Capítulo 04 - Fisiopatologia da Parada Cardiorrespiratória Capítulo 04 - Fisiopatologia da Parada Cardiorrespiratória

A parada cardiorrespiratória pode ocorrer em indivíduos cardiopatas e não-cardiopatas. Define-se parada cardíaca primária como aquela decorrente de disfunção cardíaca na ausência de fator desencadeante extracardíaco, e parada cardíaca secundária como evento terminal evolutivo de muitas doenças.

Em qualquer destas situações, o débito cardíaco é inadequado para a manutenção da vida, com volume sistólico insuficiente para perfusão tecidual, determinando redução de oxigênio disponível, o que leva o metabolismo anaeróbio a determinar acidose láctica, que pode ter um efeito negativo sobre a contratilidade do miocárdio.

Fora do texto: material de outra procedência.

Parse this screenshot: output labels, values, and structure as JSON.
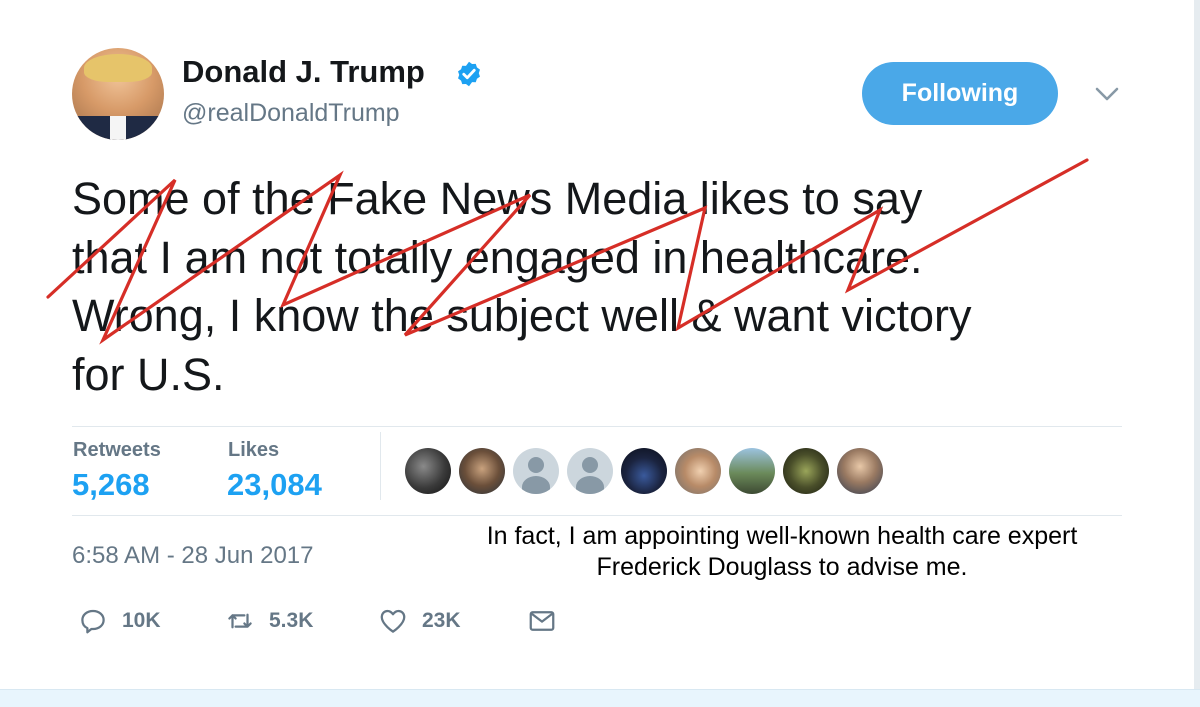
{
  "profile": {
    "name": "Donald J. Trump",
    "handle": "@realDonaldTrump"
  },
  "follow_button": {
    "label": "Following"
  },
  "tweet": {
    "text": "Some of the Fake News Media likes to say\nthat I am not totally engaged in healthcare.\nWrong, I know the subject well & want victory\nfor U.S."
  },
  "stats": {
    "retweets_label": "Retweets",
    "retweets_value": "5,268",
    "likes_label": "Likes",
    "likes_value": "23,084"
  },
  "timestamp": "6:58 AM - 28 Jun 2017",
  "caption": {
    "line1": "In fact, I am appointing well-known health care expert",
    "line2": "Frederick Douglass to advise me."
  },
  "actions": {
    "replies": "10K",
    "retweets": "5.3K",
    "likes": "23K"
  },
  "colors": {
    "accent": "#1da1f2",
    "follow_button": "#4aa8e8",
    "scribble": "#d62e27"
  },
  "icons": {
    "verified": "verified-badge-icon",
    "chevron": "chevron-down-icon",
    "reply": "reply-icon",
    "retweet": "retweet-icon",
    "like": "heart-icon",
    "message": "envelope-icon"
  }
}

O cérebro, ao contrário de outros órgãos, não armazena glicose ou oxigênio, e seu metabolismo realiza-se 95% através do metabolismo da glicose, em forma aeróbica. Em situações não-patológicas, recebe de 15 a 20% do débito cardíaco, sendo extremamente dependente do fluxo sangüíneo devido a seu alto consumo energético. Quando ocorre privação de oxigênio, devido a um fluxo sangüíneo cerebral baixo ou ausente, ocorre interrupção parcial ou total do seu metabolismo normal, iniciando-se um processo anaeróbio. Após 4 a 6 minutos de isquemia global, praticamente todo o ATP (adenosina trifosfato) foi consumido, ocorrendo acúmulo de ácido lático e fosfatos resultantes da degradação de ATP e ADP (adenosina difosfato), aumentando a proporção lactato/piruvato e iniciando-se a produção de dois moles de ATP por mol de glicose, produzindo, então, durante algum tempo, a energia necessária para a sobrevivência neuronal. Porém, com este consumo extremamente elevado do ATP, ocorre insuficiência da bomba de sódio e potássio, com perda do potencial transmembranoso e conseqüente edema cerebral. Com o edema cerebral a quantidade de liquor diminui, e se a pressão intracraniana continuar aumentando, leva à redução do fluxo sangüíneo em veias e artérias devido à sua compressão, reduzindo ainda mais a perfusão cerebral.3,25

Na vigência de uma parada cardiorrespiratória prolongada, em que as funções circulatória e respiratória não foram restabelecidas, a hipóxia e a acidose prolongadas promovem alterações fisiopatológicas irreversíveis que culminam com a morte orgânica.41

Um dos objetivos do ressuscitador deve ser o da preservação cerebral durante e após as manobras de ressuscitação, que se dá através de uma manutenção adequada do fluxo sangüíneo cerebral (FSC) . A restauração da perfusão cerebral após a PCR resulta em aumento global do FSC, apesar de áreas de hipoperfusão ainda permanecerem. A pressão de perfusão cerebral (PPC) é obtida calculando-se a diferença entre a pressão arterial média (PAM) e a pressão intracraniana (PIC) . A pressão de perfusão cerebral deve ser mantida acima de 50 mmHg, e é um bom indicador do fluxo sangüíneo cerebral.24,22,50

PPC = PAM - PIC

PPC = pressão de perfusão cerebral
PAM = pressão arterial média
PIC = pressão intracraniana

No período de hipoperfusão ocorre um hipermetabolismo celular pós-isquêmico, que leva a um desequilíbrio entre a oferta de sangue e o consumo celular, que contribui na piora do dano cerebral.

Considerando-se que a reserva cerebral de glicose dura em média quatro minutos — após o que cessa a metabolização da glicose no cérebro — é importante que as manobras de ressuscitação sejam instauradas nesse período para a restauração das funções orgânicas.

Durante a parada cardiorrespiratória, órgãos como o fígado e os rins cessam suas funções, sendo que no fígado ocorre cessação de sua função de desoxidação e excreção, provocando acúmulo de metabólitos prejudiciais na circulação. Nos rins, ocorre anúria devido à suspensão da filtração, reabsorção, excreção e secreção, como conseqüência de distúrbios histológicos causados por isquemia, como necrose cortical bilateral e tubular aguda.13

Ocorre também, com a interrupção da circulação, uma elevação súbita da secreção de glicocorticóides e de ACTH, com possível efeito protetor, promovendo vasoconstricção e mobilização do glicogênio hepático, com a finalidade de compensar as alterações orgânicas da anóxia e isquemias existentes.

Em relação ao coração, um baixo débito cardíaco significa também diminuição do fluxo sangüíneo em artérias coronárias, piorando a isquemia do miocárdio, que poderia ter sido a causa primária da PCR, estabelecendo, então, um ciclo de retroalimentação: isquemia miocárdica baixo débito cardíaco.